Due to momentum of photon, nucleus possesses recoil momentum,

$\because E=m{c}^2$

$=\left(mc\right)c$ $\left[p=mc\right]$

$=pc$

$\therefore$ Momentum of $\gamma$ -photon

$p_1=\frac{E}{c}=p$ ......(i)

According to the law of conservation of linear momentum

$p_i=p_f$

$O=p_1+p_2$

Where, $p_2$ is linear momentum of nucleus

$\Rightarrow p_2=-p_1$

$=\frac{E}{c}$ [in magnitude] .....(ii)

$\because$ Kinetic energy $=\frac{1}{2}m{v}^2$ [From equation (i)]

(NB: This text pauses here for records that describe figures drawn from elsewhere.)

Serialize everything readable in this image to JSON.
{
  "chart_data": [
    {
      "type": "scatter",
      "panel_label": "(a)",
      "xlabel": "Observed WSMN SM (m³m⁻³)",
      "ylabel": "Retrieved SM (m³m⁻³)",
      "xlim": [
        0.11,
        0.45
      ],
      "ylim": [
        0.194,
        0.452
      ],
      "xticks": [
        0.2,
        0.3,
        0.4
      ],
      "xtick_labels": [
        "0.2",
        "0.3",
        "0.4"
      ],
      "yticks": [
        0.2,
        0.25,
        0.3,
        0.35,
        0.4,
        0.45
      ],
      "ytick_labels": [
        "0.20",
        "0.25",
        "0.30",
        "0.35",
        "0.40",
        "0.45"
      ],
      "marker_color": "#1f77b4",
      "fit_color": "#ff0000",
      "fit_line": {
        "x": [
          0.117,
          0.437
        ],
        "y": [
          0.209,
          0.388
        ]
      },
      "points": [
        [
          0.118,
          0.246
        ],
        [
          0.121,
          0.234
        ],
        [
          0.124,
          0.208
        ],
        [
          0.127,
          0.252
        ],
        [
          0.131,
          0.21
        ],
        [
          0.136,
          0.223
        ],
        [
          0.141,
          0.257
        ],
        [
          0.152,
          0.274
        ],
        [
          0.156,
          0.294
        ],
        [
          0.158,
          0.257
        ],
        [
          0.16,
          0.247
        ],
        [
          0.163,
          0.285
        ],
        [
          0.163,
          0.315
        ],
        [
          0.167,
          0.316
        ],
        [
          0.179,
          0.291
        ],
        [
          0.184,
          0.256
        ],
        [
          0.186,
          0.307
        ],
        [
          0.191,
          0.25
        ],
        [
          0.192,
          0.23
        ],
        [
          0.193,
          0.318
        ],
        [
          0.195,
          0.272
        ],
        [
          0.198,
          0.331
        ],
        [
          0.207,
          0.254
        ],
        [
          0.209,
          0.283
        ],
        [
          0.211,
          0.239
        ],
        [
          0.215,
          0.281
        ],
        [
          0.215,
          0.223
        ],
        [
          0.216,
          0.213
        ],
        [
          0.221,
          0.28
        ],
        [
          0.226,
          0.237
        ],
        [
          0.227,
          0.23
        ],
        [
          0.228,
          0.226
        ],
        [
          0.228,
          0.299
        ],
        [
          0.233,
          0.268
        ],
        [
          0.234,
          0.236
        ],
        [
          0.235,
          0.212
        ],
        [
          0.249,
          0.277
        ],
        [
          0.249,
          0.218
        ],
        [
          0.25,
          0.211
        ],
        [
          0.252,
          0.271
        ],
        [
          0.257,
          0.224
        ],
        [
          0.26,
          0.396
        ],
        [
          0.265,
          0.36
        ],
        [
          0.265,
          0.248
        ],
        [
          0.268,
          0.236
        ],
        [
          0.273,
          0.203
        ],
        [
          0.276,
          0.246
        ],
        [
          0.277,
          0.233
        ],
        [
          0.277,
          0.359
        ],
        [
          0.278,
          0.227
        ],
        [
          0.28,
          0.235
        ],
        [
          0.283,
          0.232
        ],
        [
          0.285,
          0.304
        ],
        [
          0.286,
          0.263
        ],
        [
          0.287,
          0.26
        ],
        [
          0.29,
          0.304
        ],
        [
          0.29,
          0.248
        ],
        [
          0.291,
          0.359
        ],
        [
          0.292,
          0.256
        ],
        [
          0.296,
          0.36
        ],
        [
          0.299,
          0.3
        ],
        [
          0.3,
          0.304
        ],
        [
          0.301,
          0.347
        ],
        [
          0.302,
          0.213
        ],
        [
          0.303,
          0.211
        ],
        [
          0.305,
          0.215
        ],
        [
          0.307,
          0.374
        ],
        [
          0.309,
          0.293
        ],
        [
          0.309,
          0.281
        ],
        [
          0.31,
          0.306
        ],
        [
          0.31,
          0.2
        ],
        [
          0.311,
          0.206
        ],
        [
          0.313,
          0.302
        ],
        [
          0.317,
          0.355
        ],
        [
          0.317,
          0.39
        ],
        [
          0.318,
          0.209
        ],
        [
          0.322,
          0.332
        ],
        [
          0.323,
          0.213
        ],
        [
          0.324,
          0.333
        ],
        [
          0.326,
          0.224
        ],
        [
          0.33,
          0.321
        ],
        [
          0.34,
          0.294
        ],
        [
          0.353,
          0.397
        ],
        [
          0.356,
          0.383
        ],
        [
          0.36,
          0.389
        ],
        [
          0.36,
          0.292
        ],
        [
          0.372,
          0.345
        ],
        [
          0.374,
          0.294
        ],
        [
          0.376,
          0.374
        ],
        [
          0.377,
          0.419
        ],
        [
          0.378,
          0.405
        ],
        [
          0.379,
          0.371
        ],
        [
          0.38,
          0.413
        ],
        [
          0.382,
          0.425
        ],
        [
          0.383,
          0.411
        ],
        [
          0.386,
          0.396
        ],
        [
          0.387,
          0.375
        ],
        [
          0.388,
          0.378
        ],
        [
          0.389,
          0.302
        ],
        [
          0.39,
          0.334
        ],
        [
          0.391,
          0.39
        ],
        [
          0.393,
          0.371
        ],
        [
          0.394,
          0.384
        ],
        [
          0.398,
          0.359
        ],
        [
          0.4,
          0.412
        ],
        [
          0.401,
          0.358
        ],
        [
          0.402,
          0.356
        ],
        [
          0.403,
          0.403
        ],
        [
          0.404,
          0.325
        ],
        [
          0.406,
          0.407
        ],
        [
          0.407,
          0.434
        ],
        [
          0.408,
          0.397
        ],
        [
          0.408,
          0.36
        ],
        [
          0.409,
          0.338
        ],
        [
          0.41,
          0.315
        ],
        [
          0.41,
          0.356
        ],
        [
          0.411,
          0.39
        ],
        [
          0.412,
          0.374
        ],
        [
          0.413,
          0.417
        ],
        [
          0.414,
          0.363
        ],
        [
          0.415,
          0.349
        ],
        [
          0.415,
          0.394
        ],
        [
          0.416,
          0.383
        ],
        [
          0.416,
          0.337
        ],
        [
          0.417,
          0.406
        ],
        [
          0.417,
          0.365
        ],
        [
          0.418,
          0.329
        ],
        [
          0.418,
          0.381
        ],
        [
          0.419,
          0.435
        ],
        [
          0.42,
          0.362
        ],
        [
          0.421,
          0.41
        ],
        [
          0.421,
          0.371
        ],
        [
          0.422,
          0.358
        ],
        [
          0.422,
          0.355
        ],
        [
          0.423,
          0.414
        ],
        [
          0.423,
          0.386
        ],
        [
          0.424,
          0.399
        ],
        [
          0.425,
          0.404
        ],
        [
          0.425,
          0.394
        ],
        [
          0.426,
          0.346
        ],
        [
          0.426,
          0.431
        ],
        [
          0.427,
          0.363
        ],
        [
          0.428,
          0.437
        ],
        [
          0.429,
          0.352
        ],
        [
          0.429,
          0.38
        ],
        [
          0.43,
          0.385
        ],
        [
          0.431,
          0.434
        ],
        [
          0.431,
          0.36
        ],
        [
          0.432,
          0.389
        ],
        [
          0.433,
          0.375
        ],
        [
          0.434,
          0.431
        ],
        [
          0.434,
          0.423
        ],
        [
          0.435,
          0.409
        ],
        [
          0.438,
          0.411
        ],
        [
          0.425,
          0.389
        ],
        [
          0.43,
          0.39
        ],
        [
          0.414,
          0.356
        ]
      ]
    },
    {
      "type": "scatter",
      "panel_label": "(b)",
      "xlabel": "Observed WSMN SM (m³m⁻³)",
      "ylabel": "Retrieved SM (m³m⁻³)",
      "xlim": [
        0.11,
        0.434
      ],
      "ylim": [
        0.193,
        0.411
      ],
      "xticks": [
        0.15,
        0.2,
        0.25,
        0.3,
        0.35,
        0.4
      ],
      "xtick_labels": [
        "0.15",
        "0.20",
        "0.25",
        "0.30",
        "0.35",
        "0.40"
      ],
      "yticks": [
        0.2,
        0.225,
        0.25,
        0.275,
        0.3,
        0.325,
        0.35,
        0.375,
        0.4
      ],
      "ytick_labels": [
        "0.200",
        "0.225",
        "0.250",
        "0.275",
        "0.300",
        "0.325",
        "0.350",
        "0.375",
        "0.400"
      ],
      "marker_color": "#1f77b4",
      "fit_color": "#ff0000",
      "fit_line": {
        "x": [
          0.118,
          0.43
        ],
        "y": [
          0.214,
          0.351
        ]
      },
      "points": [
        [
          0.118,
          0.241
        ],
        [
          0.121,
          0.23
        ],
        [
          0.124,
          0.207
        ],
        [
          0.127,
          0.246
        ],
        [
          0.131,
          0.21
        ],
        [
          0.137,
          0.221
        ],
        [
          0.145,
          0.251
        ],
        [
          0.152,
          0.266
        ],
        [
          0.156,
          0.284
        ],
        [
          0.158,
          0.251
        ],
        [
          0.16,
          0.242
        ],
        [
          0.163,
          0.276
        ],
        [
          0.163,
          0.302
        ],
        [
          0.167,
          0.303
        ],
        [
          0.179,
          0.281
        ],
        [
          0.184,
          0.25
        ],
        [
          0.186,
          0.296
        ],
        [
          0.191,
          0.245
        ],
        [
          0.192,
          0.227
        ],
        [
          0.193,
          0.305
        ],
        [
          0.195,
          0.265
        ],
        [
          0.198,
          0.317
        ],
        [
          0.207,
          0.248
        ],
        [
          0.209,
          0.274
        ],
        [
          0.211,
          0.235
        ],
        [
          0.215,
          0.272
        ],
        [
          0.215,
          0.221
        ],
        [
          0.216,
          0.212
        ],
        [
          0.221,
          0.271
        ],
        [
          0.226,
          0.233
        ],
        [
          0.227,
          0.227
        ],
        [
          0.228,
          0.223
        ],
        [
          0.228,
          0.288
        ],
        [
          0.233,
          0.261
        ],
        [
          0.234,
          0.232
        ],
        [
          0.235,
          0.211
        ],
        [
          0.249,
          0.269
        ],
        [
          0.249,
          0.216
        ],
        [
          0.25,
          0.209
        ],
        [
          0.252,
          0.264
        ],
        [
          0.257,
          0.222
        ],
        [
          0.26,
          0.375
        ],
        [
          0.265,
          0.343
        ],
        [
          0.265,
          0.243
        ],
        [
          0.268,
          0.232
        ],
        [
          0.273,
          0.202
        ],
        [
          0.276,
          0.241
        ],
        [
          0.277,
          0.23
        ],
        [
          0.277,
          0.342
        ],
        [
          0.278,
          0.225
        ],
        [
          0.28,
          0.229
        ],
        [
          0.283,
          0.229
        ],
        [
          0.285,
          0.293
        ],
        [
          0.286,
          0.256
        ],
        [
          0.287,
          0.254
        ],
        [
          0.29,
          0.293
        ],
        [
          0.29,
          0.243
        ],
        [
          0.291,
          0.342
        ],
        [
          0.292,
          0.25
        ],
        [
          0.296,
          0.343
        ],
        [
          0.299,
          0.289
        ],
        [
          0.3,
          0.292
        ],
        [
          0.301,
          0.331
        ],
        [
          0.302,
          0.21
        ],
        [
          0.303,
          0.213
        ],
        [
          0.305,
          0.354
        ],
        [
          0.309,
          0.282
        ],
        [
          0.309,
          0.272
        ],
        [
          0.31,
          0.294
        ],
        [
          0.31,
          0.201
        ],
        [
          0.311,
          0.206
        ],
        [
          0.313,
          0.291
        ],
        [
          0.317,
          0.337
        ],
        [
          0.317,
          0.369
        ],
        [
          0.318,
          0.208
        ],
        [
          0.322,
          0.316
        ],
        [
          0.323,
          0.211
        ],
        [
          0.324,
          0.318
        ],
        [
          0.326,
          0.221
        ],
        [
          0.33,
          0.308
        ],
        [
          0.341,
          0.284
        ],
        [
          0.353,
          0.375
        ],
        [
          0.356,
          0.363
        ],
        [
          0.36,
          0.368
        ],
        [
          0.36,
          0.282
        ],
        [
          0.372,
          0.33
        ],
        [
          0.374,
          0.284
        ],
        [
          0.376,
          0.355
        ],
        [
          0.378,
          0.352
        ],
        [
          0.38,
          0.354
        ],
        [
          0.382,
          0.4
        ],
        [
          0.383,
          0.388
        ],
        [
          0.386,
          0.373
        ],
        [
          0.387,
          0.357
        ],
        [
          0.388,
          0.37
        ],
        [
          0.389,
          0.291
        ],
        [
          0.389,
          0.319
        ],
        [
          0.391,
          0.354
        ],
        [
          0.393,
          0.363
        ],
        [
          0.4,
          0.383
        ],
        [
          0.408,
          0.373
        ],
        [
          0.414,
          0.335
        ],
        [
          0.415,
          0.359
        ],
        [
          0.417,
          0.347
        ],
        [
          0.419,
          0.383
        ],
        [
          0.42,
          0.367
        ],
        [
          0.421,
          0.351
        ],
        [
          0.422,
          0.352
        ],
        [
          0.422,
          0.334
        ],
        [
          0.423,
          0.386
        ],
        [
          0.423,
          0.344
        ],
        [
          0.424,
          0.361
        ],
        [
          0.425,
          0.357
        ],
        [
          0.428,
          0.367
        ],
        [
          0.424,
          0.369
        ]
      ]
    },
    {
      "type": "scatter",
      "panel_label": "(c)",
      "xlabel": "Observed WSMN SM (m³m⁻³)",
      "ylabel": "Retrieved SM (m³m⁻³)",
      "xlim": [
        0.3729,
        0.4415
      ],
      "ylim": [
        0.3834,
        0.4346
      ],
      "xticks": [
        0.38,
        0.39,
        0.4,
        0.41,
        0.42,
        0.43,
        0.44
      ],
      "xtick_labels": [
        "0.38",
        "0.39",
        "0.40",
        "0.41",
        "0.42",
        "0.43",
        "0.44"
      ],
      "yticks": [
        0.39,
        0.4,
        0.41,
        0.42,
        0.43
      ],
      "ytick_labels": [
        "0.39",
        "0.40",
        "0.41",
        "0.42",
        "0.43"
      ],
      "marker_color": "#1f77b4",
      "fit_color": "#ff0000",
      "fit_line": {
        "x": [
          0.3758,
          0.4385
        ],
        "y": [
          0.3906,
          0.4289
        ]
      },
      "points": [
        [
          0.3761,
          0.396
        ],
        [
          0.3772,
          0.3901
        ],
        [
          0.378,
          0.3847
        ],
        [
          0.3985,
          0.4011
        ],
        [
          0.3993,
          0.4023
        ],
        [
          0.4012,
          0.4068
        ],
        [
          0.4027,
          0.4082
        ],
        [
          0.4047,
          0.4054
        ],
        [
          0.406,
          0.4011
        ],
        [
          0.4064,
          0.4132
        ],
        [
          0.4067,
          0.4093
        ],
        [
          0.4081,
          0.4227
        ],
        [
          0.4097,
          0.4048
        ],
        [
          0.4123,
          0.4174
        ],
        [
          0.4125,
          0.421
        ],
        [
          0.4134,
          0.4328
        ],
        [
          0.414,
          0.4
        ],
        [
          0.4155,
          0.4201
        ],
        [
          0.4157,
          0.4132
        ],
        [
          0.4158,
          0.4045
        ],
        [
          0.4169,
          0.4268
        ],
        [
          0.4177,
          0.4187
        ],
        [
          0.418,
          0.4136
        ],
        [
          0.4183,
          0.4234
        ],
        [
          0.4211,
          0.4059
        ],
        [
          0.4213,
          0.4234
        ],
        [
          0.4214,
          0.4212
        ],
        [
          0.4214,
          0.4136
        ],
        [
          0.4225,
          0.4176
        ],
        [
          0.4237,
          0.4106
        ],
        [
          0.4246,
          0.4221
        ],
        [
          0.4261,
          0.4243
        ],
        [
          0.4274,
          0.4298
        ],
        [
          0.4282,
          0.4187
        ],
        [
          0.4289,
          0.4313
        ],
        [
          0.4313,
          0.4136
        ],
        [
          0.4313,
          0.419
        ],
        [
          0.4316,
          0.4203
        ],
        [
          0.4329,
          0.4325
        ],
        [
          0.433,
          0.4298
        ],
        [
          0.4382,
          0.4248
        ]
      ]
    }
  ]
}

$=\frac{1}{2}\frac{{\left(mv\right)}^2}{m}$

$\therefore p=mv$

$=\frac{1}{2}\frac{{\left(\frac{E}{c}\right)}^2}{m}$ [from equation (ii)]

$\therefore KE=\frac{1}{2}\frac{{\left(6\times 10^6\times 1.6\times {10}^{-19}/3\times {10}^8\right)}^2}{20\times 1.6\times 10^{-27}}$

$=0.16\times 10^{-15}J$

$=\frac{1.6\times 10^{-16}}{1.6\times 10^{-16}}\mathrm{ k}\mathrm{e}\mathrm{V}$

$=1 \mathrm{ k}\mathrm{e}\mathrm{V}$